Using the SSO domain mapping feature, you can map teams in Monotype Fonts with your company’s existing domain. Once set up, this integration ensures that when users in your domain log into Monotype Fonts via SSO, they are provisioned into the right teams with their respective user roles and can immediately access the font assets (folders, font lists, web projects, and more) that are aligned with their creative projects.
To implement this feature, make sure that your SSO set up is configured to pass domain information in its SAML assertion.
Creating a new mapping
Let’s take a look at how you can create a new SSO mapping:
Begin by clicking on the SSO tab in the Manage section of your Monotype Fonts account.
Once in the SSO section, click on the Create new button.
In the Create SSO Domain Mapping dialog, enter your SSO domain name in the Tell us your SSO domain field.
Important: Double-check your spelling and domain format for accuracy, as this is the name Monotype Fonts will match against the domain name received from your active directory system. (Remember not to add the @, since we already include that in our field.)
Next, select the Roles and Teams for users within this domain from the drop-down menus.
You can add users within a domain to multiple teams by clicking on the + icon beside the drop-down menu(s). Your SSO mapping should now appear in the SSO mapping table.
Modify mappings
The SSO domain mapping table provides a view of domains mapped with teams, along with their roles and whether or not these mappings are in use.
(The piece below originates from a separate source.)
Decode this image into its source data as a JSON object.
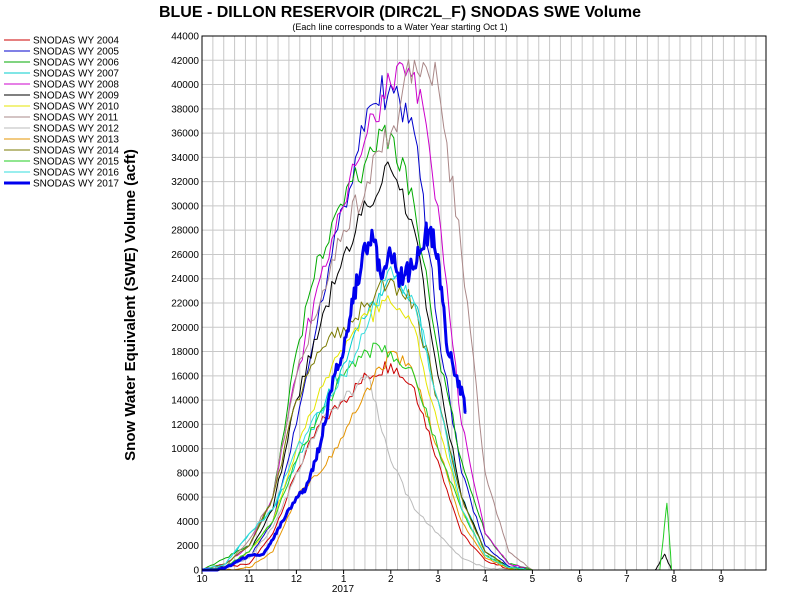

Note: Modifying the teams and roles assigned to a domain will impact all users within that domain.
Begin by clicking on the domain name. This will open the Edit SSO Domain Mapping dialog.
In the Edit SSO Domain Mapping dialog, use the User Role or Teams drop-down menus to make changes to the existing mapping.
You can add users within a domain to multiple teams by clicking on the + icon beside the drop-down menu(s).
Important information:
When a user logs into Monotype Fonts via SSO for the first time, their domain is compared to your list of SSO mappings. If a match is found, the user’s configuration is created or modified based upon the mapping(s) you’ve created.
For existing companies working with ad groups and now switching over to domain mapping:
2.1. Users see divisions (in the case of hierarchy enabled companies) in where they are mapped to via ad groups and domain on their login page.
2.2 Users are able to access/log into divisions only where they are mapped via domain. For divisions where the user is mapped via ad groups, users will see an alert message if they try to access it.
2.3 Onboarding default domain mapping should be the same as onboarding active directory default mapping.
2.4 An expected behavior for existing companies: after switching over from AD group mapping to domain-based mapping, the domain mapping field may appear blank until the user logs in for the first time. This occurs because the mapping has not yet been established.
In case a match is not found:
For new users, user configuration is mapped to a pre-existing mapping named “default.” You may also choose to set one of your existing mappings as a default.
For existing users, no configuration changes are made.
In case of modifications to a user's domain or a particular domain’s mapping in Monotype Fonts, their user configuration is updated accordingly at the next login. Sessions time out after eight hours, re-checking and updating user configuration, if necessary, upon each successive login.
Modifying the teams and roles assigned to a domain in Monotype Fonts will impact all users within that domain.
Company admins can modify roles or teams for users logging in via SSO and mapped to an existing domain.
6.1. Company admins can modify roles positioned lower than their assigned role. Due to access restrictions, any roles positioned above the assigned role of company admin cannot be edited by them.
6.2. For those using our Company Hierarchy service, division admins can modify the roles that are beneath them in their particular division.
To remove users from a domain, please contact your IT/Systems Administrator.